DU has been politicized by GWS victim groups, environmentalists who loathe anything related to man-made radioactivity, and those to whom it represents U.S. military actions. DU disinformation has been spread by Saddam apologists and groups with names like "Workers World Party." But ten years of study have found the only real injuries to non-enemy troops from DU is that when people hear the word "radiation" their brains turn to mush.
Thus the Daily News declared, "In January 2003, the European Parliament called for a moratorium on [using DU shells] after reports of an unusual number of leukemia [a blood cancer] deaths among Italian soldiers who served in Kosovo, where DU weapons were used." Actually, it was January 2001, less than two years after the Kosovo bombing began. Yet Japanese data going back to 1945 show it takes an average of 15 years for even massive radiation exposure to cause leukemia and 40 years to cause solid tumors, with "massive" meaning an A-bomb exploding over your head.
"Because of the latency period," noted a 2001 Australasian Radiation Protection Society report, "it is not credible that any cases of radiation-induced cancer could yet be attributed to the Kosovo conflict." Further, "There is no evidence to suggest that DU exposure could cause leukemias under any circumstances."
DU shells were definitely bad for the health of Iraqi tankers — but as a result saved countless allied troops’ lives.
In addition to cancer, the Daily News claimed DU causes kidney damage. So doing it ignored a study published just two months ago in the Journal of Toxicology and Environmental Health of soldiers who suffered DU shrapnel wounds from "friendly fire" in 1991. Conclusion: Their "renal (kidney) function is normal."
Britain’s Royal Society found "a small number of soldiers might suffer kidney damage" if "substantial amounts of" DU are inhaled, "for instance inside an armored vehicle hit by a depleted uranium penetrator." But this applies to none of the Daily News’s vets. Anyway, if your vehicle is hit by a DU penetrator then you should be so lucky as to worry about long-term illness.
Let’s not stop at the kidneys and cancer, though. The U.S. Department of Health and Human Services Agency for Toxic Substances and Disease Registry finds no radiological health hazard from long-term inhalation, dermal or oral exposure to even natural uranium, much less short-term exposure to the depleted variety. A 1999 Rand Corporation report concluded, "Negative effects from the exposure to the ionizing radiation from depleted or natural uranium have not been observed in humans."

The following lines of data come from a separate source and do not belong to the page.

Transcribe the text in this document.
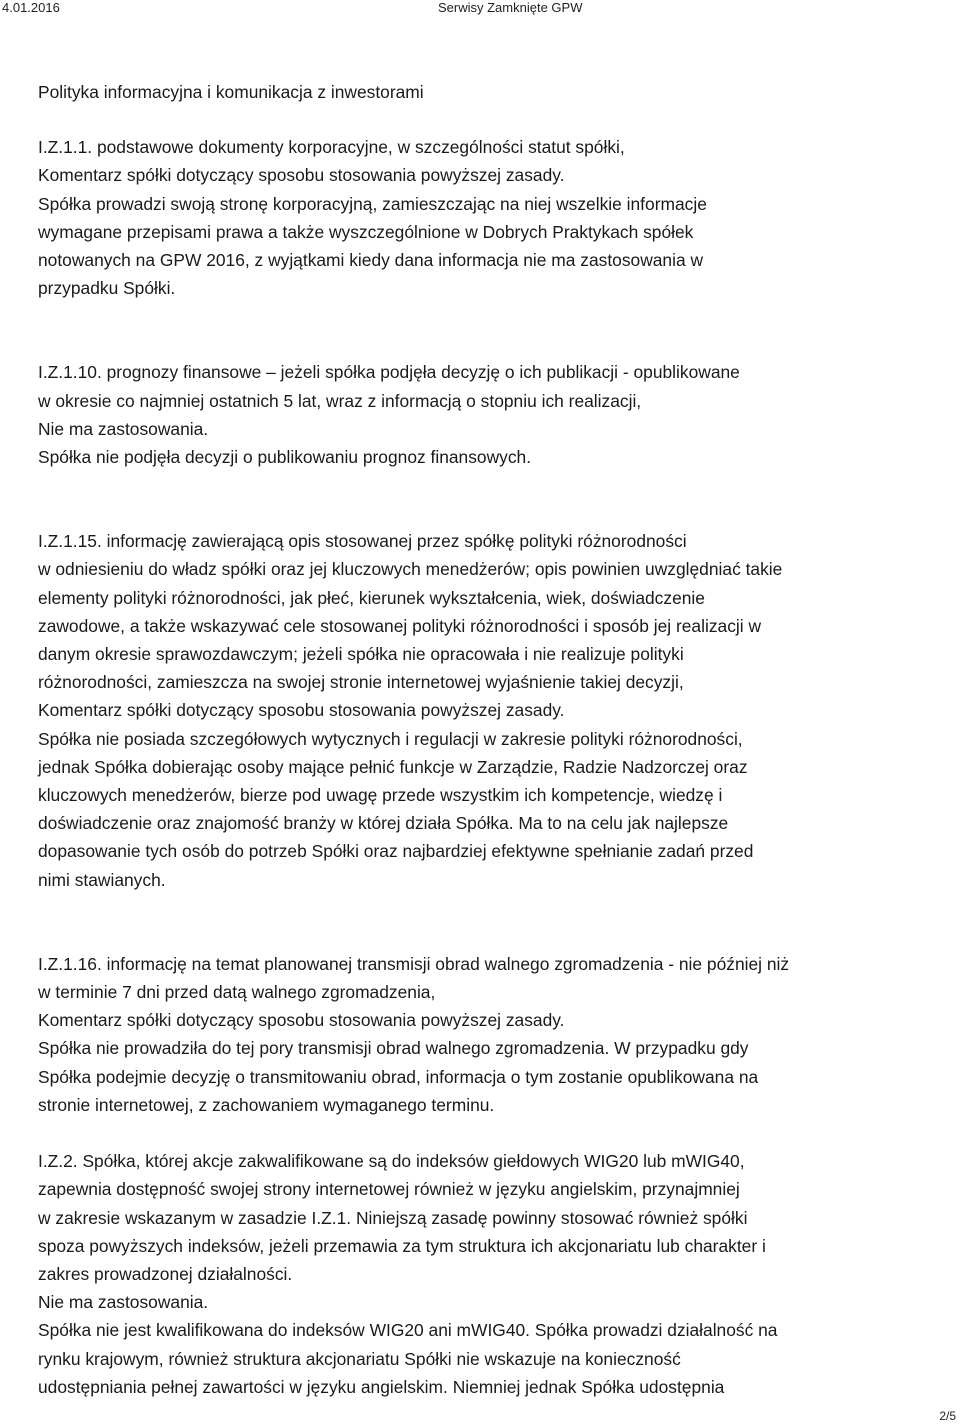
4.01.2016	Serwisy Zamknięte GPW
Polityka informacyjna i komunikacja z inwestorami
I.Z.1.1. podstawowe dokumenty korporacyjne, w szczególności statut spółki,
Komentarz spółki dotyczący sposobu stosowania powyższej zasady.
Spółka prowadzi swoją stronę korporacyjną, zamieszczając na niej wszelkie informacje
wymagane przepisami prawa a także wyszczególnione w Dobrych Praktykach spółek
notowanych na GPW 2016, z wyjątkami kiedy dana informacja nie ma zastosowania w
przypadku Spółki.
I.Z.1.10. prognozy finansowe – jeżeli spółka podjęła decyzję o ich publikacji - opublikowane
w okresie co najmniej ostatnich 5 lat, wraz z informacją o stopniu ich realizacji,
Nie ma zastosowania.
Spółka nie podjęła decyzji o publikowaniu prognoz finansowych.
I.Z.1.15. informację zawierającą opis stosowanej przez spółkę polityki różnorodności
w odniesieniu do władz spółki oraz jej kluczowych menedżerów; opis powinien uwzględniać takie
elementy polityki różnorodności, jak płeć, kierunek wykształcenia, wiek, doświadczenie
zawodowe, a także wskazywać cele stosowanej polityki różnorodności i sposób jej realizacji w
danym okresie sprawozdawczym; jeżeli spółka nie opracowała i nie realizuje polityki
różnorodności, zamieszcza na swojej stronie internetowej wyjaśnienie takiej decyzji,
Komentarz spółki dotyczący sposobu stosowania powyższej zasady.
Spółka nie posiada szczegółowych wytycznych i regulacji w zakresie polityki różnorodności,
jednak Spółka dobierając osoby mające pełnić funkcje w Zarządzie, Radzie Nadzorczej oraz
kluczowych menedżerów, bierze pod uwagę przede wszystkim ich kompetencje, wiedzę i
doświadczenie oraz znajomość branży w której działa Spółka. Ma to na celu jak najlepsze
dopasowanie tych osób do potrzeb Spółki oraz najbardziej efektywne spełnianie zadań przed
nimi stawianych.
I.Z.1.16. informację na temat planowanej transmisji obrad walnego zgromadzenia - nie później niż
w terminie 7 dni przed datą walnego zgromadzenia,
Komentarz spółki dotyczący sposobu stosowania powyższej zasady.
Spółka nie prowadziła do tej pory transmisji obrad walnego zgromadzenia. W przypadku gdy
Spółka podejmie decyzję o transmitowaniu obrad, informacja o tym zostanie opublikowana na
stronie internetowej, z zachowaniem wymaganego terminu.
I.Z.2. Spółka, której akcje zakwalifikowane są do indeksów giełdowych WIG20 lub mWIG40,
zapewnia dostępność swojej strony internetowej również w języku angielskim, przynajmniej
w zakresie wskazanym w zasadzie I.Z.1. Niniejszą zasadę powinny stosować również spółki
spoza powyższych indeksów, jeżeli przemawia za tym struktura ich akcjonariatu lub charakter i
zakres prowadzonej działalności.
Nie ma zastosowania.
Spółka nie jest kwalifikowana do indeksów WIG20 ani mWIG40. Spółka prowadzi działalność na
rynku krajowym, również struktura akcjonariatu Spółki nie wskazuje na konieczność
udostępniania pełnej zawartości w języku angielskim. Niemniej jednak Spółka udostępnia
2/5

So where did Gonzales get his information?
He relied on what he labeled four "experts" that unbeknownst to his readers (but readily revealed by Web searches) are all established anti-DU activists allied with GWS activists, environmentalists, and those "peace" groups. Three have backgrounds only in measuring radiation exposure, not in disease pathology. The fourth is an obscure pathologist who has never published in any medical or science journal – though he did address an anti-DU conference in Sweden.
Gonzales and the Daily News ignored the scientific literature and the true experts because to do otherwise would have meant no story, no controversy, and no shot at a Pulitzer. True, they sold lots of papers – while selling out our troops as well.